Usage of this* in make_unique

I have a small example of a Factory design pattern, and I am interested in this part:

std::make_unique< A >(*this)

...especially *this.

Does it mean that the clone() method return a std::unique_ptr which points to member of factory class? And createInstance() always returns the same member of the Factory class?

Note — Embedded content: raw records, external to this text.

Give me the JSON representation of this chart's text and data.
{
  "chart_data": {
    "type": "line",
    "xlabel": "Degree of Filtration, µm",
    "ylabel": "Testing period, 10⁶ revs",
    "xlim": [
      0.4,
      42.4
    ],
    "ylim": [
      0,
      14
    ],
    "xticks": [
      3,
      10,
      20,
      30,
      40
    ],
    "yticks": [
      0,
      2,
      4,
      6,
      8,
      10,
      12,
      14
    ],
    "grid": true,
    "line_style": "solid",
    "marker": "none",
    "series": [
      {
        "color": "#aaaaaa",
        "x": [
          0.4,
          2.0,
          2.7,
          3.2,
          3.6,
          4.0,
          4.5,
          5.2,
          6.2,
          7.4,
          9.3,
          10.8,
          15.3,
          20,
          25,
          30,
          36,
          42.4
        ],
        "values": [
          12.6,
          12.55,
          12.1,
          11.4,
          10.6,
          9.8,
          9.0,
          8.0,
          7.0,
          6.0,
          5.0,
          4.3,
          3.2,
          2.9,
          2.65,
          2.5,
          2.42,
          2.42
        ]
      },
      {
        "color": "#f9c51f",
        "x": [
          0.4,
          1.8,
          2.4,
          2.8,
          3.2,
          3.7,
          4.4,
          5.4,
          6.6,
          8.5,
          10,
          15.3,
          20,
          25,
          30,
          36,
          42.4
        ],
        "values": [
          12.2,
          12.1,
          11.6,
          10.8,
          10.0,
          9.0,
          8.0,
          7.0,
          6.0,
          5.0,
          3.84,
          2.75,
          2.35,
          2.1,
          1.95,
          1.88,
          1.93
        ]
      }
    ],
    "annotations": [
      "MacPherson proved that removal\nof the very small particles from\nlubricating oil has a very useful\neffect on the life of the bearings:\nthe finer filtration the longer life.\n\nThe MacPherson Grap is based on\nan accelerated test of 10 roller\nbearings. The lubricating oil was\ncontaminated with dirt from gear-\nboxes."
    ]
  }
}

I am just confused what std::make_unique< A >(*this) is supposed to do, because A has in constructor std::string, not a pointer to itself.

class Base {
    public:
        virtual ~Base() {}
        virtual std::unique_ptr<Base> clone() = 0;
        virtual void print() = 0;
};

class A: public Base {
        std::string name_;
    public:
        A(std::string name ){name_ = name;};
        std::unique_ptr<Base> clone() override{
            return std::make_unique<A>(*this);
        };
        void print( ) override{
            std::cout << "Class A: " << name_;    
        };
        virtual ~A(){};
};

class Factory{
        std::unique_ptr<A> type = std::make_unique<A>("MyName");  
    public:
        std::unique_ptr<Base> createInstance(){
            return type->clone();
    }
};

int main(){
    Factory factory;
    auto instance = factory.createInstance();
    instance->print();
}

std::make_unique<A>(*this) is basically equivalent to:

unique_ptr<A>(new A(*this))

In clone(), *this is an lvalue-reference to A, so you are constructing a A from an (lvalue-reference to) A (inside std::make_unique), so you are using the implicitly declared copy-constructor of A:

A(A const&);

So you are effectively making a copy of the current object into a newly allocate block of memory.

Since createInstance uses clone(), you are creating a "copy" of type each time you call createInstance.